Digital pranksters sow confusion by using copycat news sites for laughs and profits

You could be forgiven for looking at the following set of URLs and having no idea which is a legitimate news source and which is an imposter: CBS15.com or CBS7.com. Express.co.uk or DailyExpresss.com. FranceTVinfo.fr or FrancheTVinfo.fr.

(NewsGuard / DailyExpresss.com)

The story: It’s easy to make a quick buck on the Internet, especially with the growth of digital advertising. Just get people to visit your site and you can make money. Knock-off sites — meant to fool readers who thought they were visiting a real news site — are popping up across the U.S. and Europe, hoping to turn a profit.  
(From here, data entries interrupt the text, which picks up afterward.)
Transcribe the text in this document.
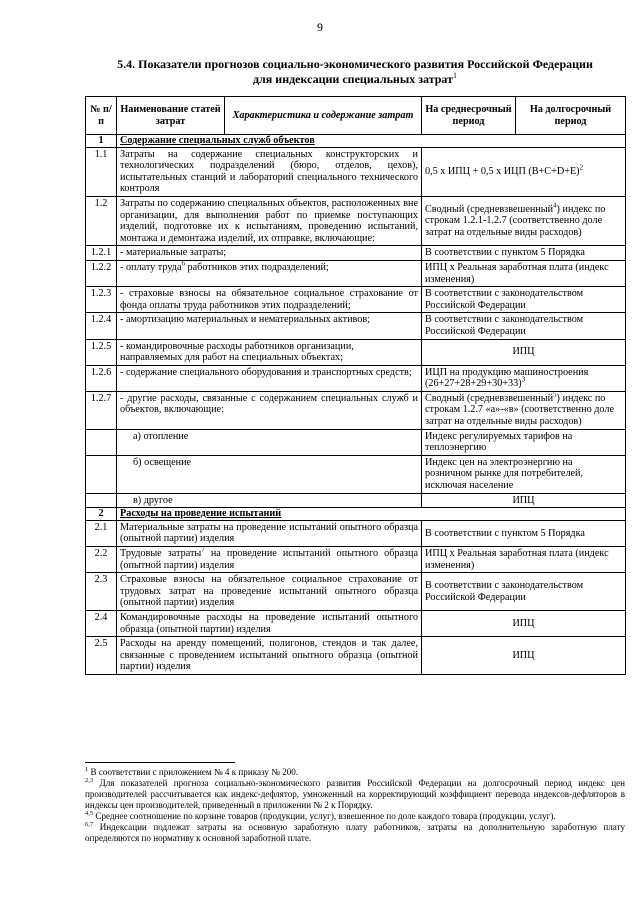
9
5.4. Показатели прогнозов социально-экономического развития Российской Федерации
для индексации специальных затрат$^1$
№ п/п	Наименование статей затрат	Характеристика и содержание затрат	На среднесрочный период	На долгосрочный период
1	Содержание специальных служб объектов			
1.1	Затраты на содержание специальных конструкторских и технологических подразделений (бюро, отделов, цехов), испытательных станций и лабораторий специального технического контроля		0,5 х ИПЦ + 0,5 х ИЦП $(В+С+D+E)^2$
1.2	Затраты по содержанию специальных объектов, расположенных вне организации, для выполнения работ по приемке поступающих изделий, подготовке их к испытаниям, проведению испытаний, монтажа и демонтажа изделий, их отправке, включающие:		Сводный (средневзвешенный$^4$) индекс по строкам 1.2.1-1.2.7 (соответственно доле затрат на отдельные виды расходов)	
1.2.1	- материальные затраты;		В соответствии с пунктом 5 Порядка	
1.2.2	- оплату труда$^6$ работников этих подразделений;		ИПЦ х Реальная заработная плата (индекс изменения)	
1.2.3	- страховые взносы на обязательное социальное страхование от фонда оплаты труда работников этих подразделений;		В соответствии с законодательством Российской Федерации	
1.2.4	- амортизацию материальных и нематериальных активов;		В соответствии с законодательством Российской Федерации	
1.2.5	- командировочные расходы работников организации, направляемых для работ на специальных объектах;		ИПЦ	
1.2.6	- содержание специального оборудования и транспортных средств;		ИЦП на продукцию машиностроения $(26+27+28+29+30+33)^3$
1.2.7	- другие расходы, связанные с содержанием специальных служб и объектов, включающие:		Сводный (средневзвешенный$^5$) индекс по строкам 1.2.7 «а»-«в» (соответственно доле затрат на отдельные виды расходов)	
	а) отопление		Индекс регулируемых тарифов на теплоэнергию	
	б) освещение		Индекс цен на электроэнергию на розничном рынке для потребителей, исключая население	
	в) другое		ИПЦ	
2	Расходы на проведение испытаний			
2.1	Материальные затраты на проведение испытаний опытного образца (опытной партии) изделия		В соответствии с пунктом 5 Порядка	
2.2	Трудовые затраты$^7$ на проведение испытаний опытного образца (опытной партии) изделия		ИПЦ х Реальная заработная плата (индекс изменения)	
2.3	Страховые взносы на обязательное социальное страхование от трудовых затрат на проведение испытаний опытного образца (опытной партии) изделия		В соответствии с законодательством Российской Федерации	
2.4	Командировочные расходы на проведение испытаний опытного образца (опытной партии) изделия		ИПЦ	
2.5	Расходы на аренду помещений, полигонов, стендов и так далее, связанные с проведением испытаний опытного образца (опытной партии) изделия		ИПЦ	

$^1$ В соответствии с приложением № 4 к приказу № 200.

$^{2,3}$ Для показателей прогноза социально-экономического развития Российской Федерации на долгосрочный период индекс цен производителей рассчитывается как индекс-дефлятор, умноженный на корректирующий коэффициент перевода индексов-дефляторов в индексы цен производителей, приведенный в приложении № 2 к Порядку.

$^{4,5}$ Среднее соотношение по корзине товаров (продукции, услуг), взвешенное по доле каждого товара (продукции, услуг).

$^{6,7}$ Индексации подлежат затраты на основную заработную плату работников, затраты на дополнительную заработную плату определяются по нормативу к основной заработной плате.
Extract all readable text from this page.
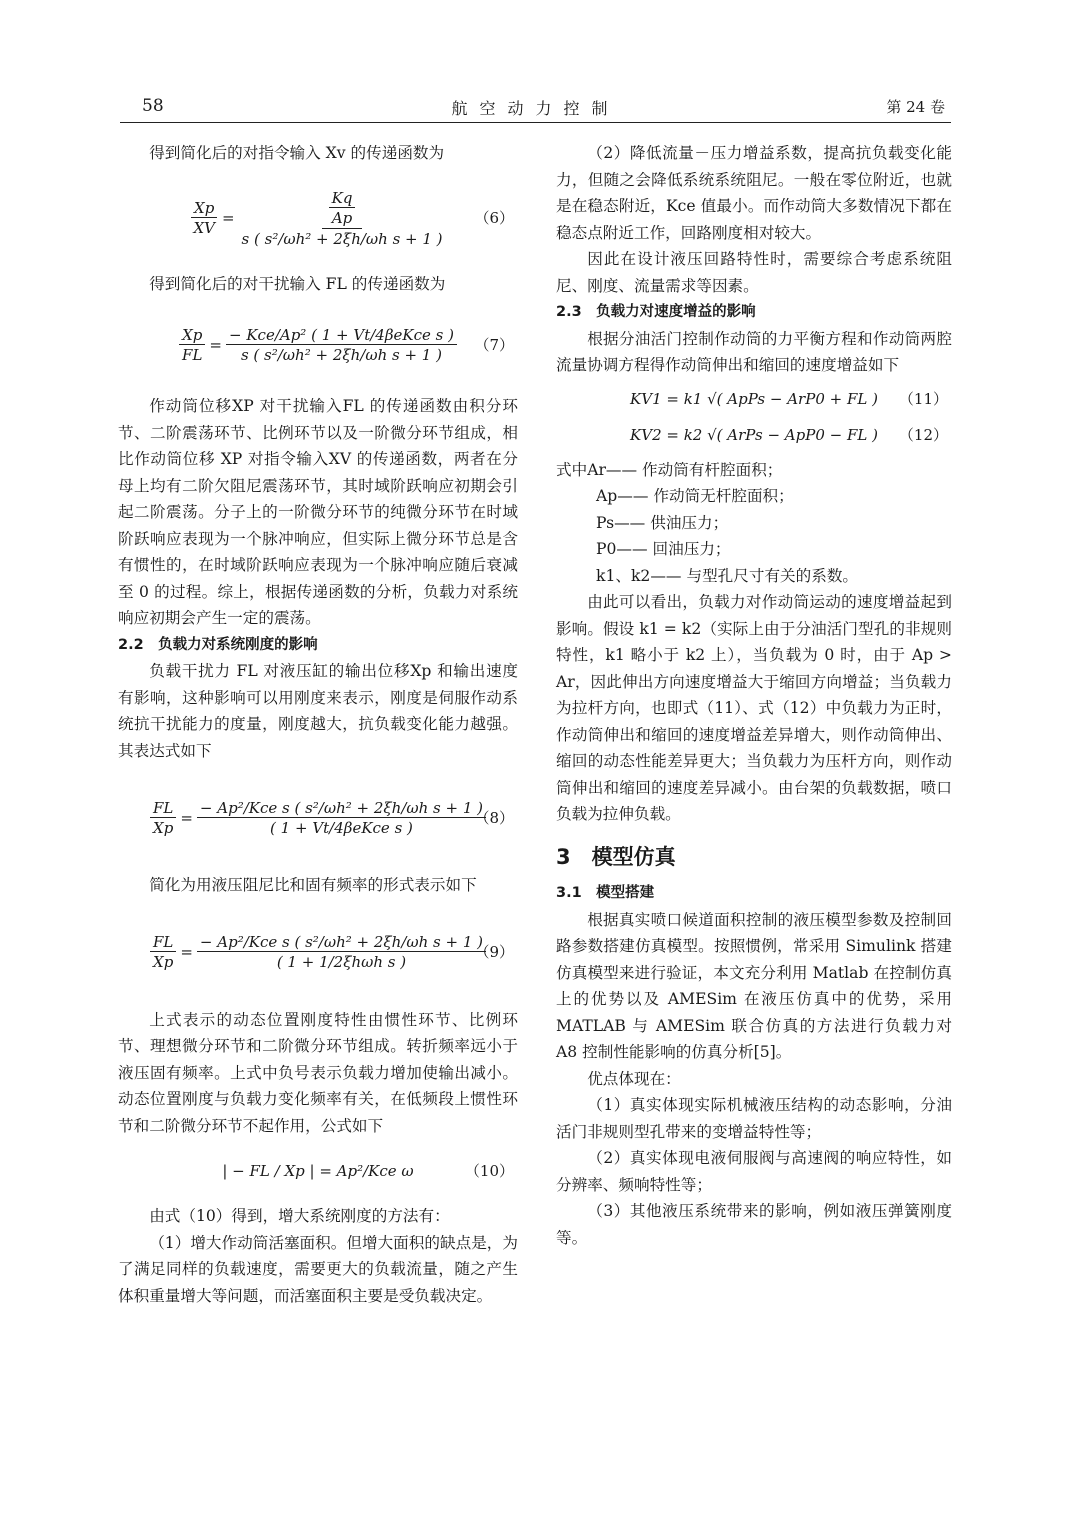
58	航空动力控制	第 24 卷

得到简化后的对指令输入 Xv 的传递函数为

$\frac{Xp}{XV} = \frac{\frac{Kq}{Ap}}{\text{s ( s²/ωh² + 2ξh/ωh s + 1 )}} (6)$

得到简化后的对干扰输入 FL 的传递函数为

$\frac{Xp}{FL} = \frac{\text{− Kce/Ap² ( 1 + Vt/4βeKce s )}}{\text{s ( s²/ωh² + 2ξh/ωh s + 1 )}} (7)$

作动筒位移XP 对干扰输入FL 的传递函数由积分环节、二阶震荡环节、比例环节以及一阶微分环节组成，相比作动筒位移 XP 对指令输入XV 的传递函数，两者在分母上均有二阶欠阻尼震荡环节，其时域阶跃响应初期会引起二阶震荡。分子上的一阶微分环节的纯微分环节在时域阶跃响应表现为一个脉冲响应，但实际上微分环节总是含有惯性的，在时域阶跃响应表现为一个脉冲响应随后衰减至 0 的过程。综上，根据传递函数的分析，负载力对系统响应初期会产生一定的震荡。

2.2　负载力对系统刚度的影响

负载干扰力 FL 对液压缸的输出位移Xp 和输出速度有影响，这种影响可以用刚度来表示，刚度是伺服作动系统抗干扰能力的度量，刚度越大，抗负载变化能力越强。其表达式如下

$\frac{FL}{Xp} = \frac{\text{− Ap²/Kce s ( s²/ωh² + 2ξh/ωh s + 1 )}}{\text{( 1 + Vt/4βeKce s )}}$
（8）

简化为用液压阻尼比和固有频率的形式表示如下

$\frac{FL}{Xp} = \frac{\text{− Ap²/Kce s ( s²/ωh² + 2ξh/ωh s + 1 )}}{\text{( 1 + 1/2ξhωh s )}}$
（9）

上式表示的动态位置刚度特性由惯性环节、比例环节、理想微分环节和二阶微分环节组成。转折频率远小于液压固有频率。上式中负号表示负载力增加使输出减小。动态位置刚度与负载力变化频率有关，在低频段上惯性环节和二阶微分环节不起作用，公式如下

| − FL / Xp |
= Ap²/Kce ω	（10）

由式（10）得到，增大系统刚度的方法有：

（1）增大作动筒活塞面积。但增大面积的缺点是，为了满足同样的负载速度，需要更大的负载流量，随之产生体积重量增大等问题，而活塞面积主要是受负载决定。

（2）降低流量－压力增益系数，提高抗负载变化能力，但随之会降低系统系统阻尼。一般在零位附近，也就是在稳态附近，Kce 值最小。而作动筒大多数情况下都在稳态点附近工作，回路刚度相对较大。

因此在设计液压回路特性时，需要综合考虑系统阻尼、刚度、流量需求等因素。

2.3　负载力对速度增益的影响

根据分油活门控制作动筒的力平衡方程和作动筒两腔流量协调方程得作动筒伸出和缩回的速度增益如下

KV1 = k1 √( ApPs − ArP0 + FL ) （11）
KV2 = k2 √( ArPs − ApP0 − FL ) （12）

式中Ar—— 作动筒有杆腔面积；

Ap—— 作动筒无杆腔面积；

Ps—— 供油压力；

P0—— 回油压力；

k1、k2—— 与型孔尺寸有关的系数。

由此可以看出，负载力对作动筒运动的速度增益起到影响。假设 k1 = k2（实际上由于分油活门型孔的非规则特性，k1 略小于 k2 上），当负载为 0 时，由于 Ap > Ar，因此伸出方向速度增益大于缩回方向增益；当负载力为拉杆方向，也即式（11）、式（12）中负载力为正时，作动筒伸出和缩回的速度增益差异增大，则作动筒伸出、缩回的动态性能差异更大；当负载力为压杆方向，则作动筒伸出和缩回的速度差异减小。由台架的负载数据，喷口负载为拉伸负载。

3　模型仿真
3.1　模型搭建

根据真实喷口候道面积控制的液压模型参数及控制回路参数搭建仿真模型。按照惯例，常采用 Simulink 搭建仿真模型来进行验证，本文充分利用 Matlab 在控制仿真上的优势以及 AMESim 在液压仿真中的优势，采用 MATLAB 与 AMESim 联合仿真的方法进行负载力对 A8 控制性能影响的仿真分析[5]。

优点体现在：

（1）真实体现实际机械液压结构的动态影响，分油活门非规则型孔带来的变增益特性等；

（2）真实体现电液伺服阀与高速阀的响应特性，如分辨率、频响特性等；

（3）其他液压系统带来的影响，例如液压弹簧刚度等。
  • Multiple articles about Americans murdering pedophiles appeared on sites including CBS15.com, NBC9News.com, and ABC14News.com in the fall of 2018. Social media users celebrated mothers who killed sex offenders. Except the stories were made up, and CBS, NBC, and ABC have nothing to do with these sites. NewsGuard discovered that these knock-off news sites were part of a network posing as legitimate local TV stations.
    • Many of the hundreds of TV news stations in America have websites with similar names. CBS7.com is in Odessa, Texas. NBC11News.com serves Grand Junction, Colorado. It’s impossible to recognize all of them — leaving readers (except those seeing NewsGuard’s Red and Green icons) vulnerable to imposters like CBS15.com or NBC9News.com.
    • Click to see our Nutrition Labels for these sites: CBS15.com, NBC9News.com, ABC14News.com
  • NewsGuard’s United Kingdom analysts noticed the skyrocketing popularity of a less sophisticated hoax site in October. DailyExpresss.com (see the extra “s”?) aimed to trick people who were looking for the Daily Express, a popular British tabloid.
    • The knock-off Daily Express didn’t publish anything false, instead plagiarizing from British news sites. The site said nothing about its staff, its goals, or its strategy (although NewsGuard traced the site’s owner to India, which was confirmed when the site began posting new content last week about Indian current events in Punjabi).
  • But it labeled all ads — a giveaway that its only goal was profit.
  • Amid protests in France last month about an unpopular pension reform plan, an out-of-touch quote from President Emmanuel Macron went viral: “If you have 200€ to buy gifts, then you don’t need a raise,” he said. Thousands of people shared the original article. But Macron never said that.
    • Readers thought the article appeared on FranceTVinfo.fr, a popular news site, when it was instead published on FrancheTVinfo.fr (Franche means “frank,” or honest, in French), a satire site with the motto “All the news, but fake.” 
    • Unlike the copycat local network in the U.S. or the Daily Express imposter in the U.K., FrancheTVinfo doesn’t claim to publish news. But its design is meant to fool readers, and it works
    • Click to see the Nutrition Label.

Why it matters: Among the nearly 4,000 sites NewsGuard has rated, similar URLs appear frequently, leaving even the most savvy readers confused. Serious or satire? Legitimate local news or made-up content posted by an imposter? Authentic or plagiarized? Certainly no algorithm will be able to master these nuances.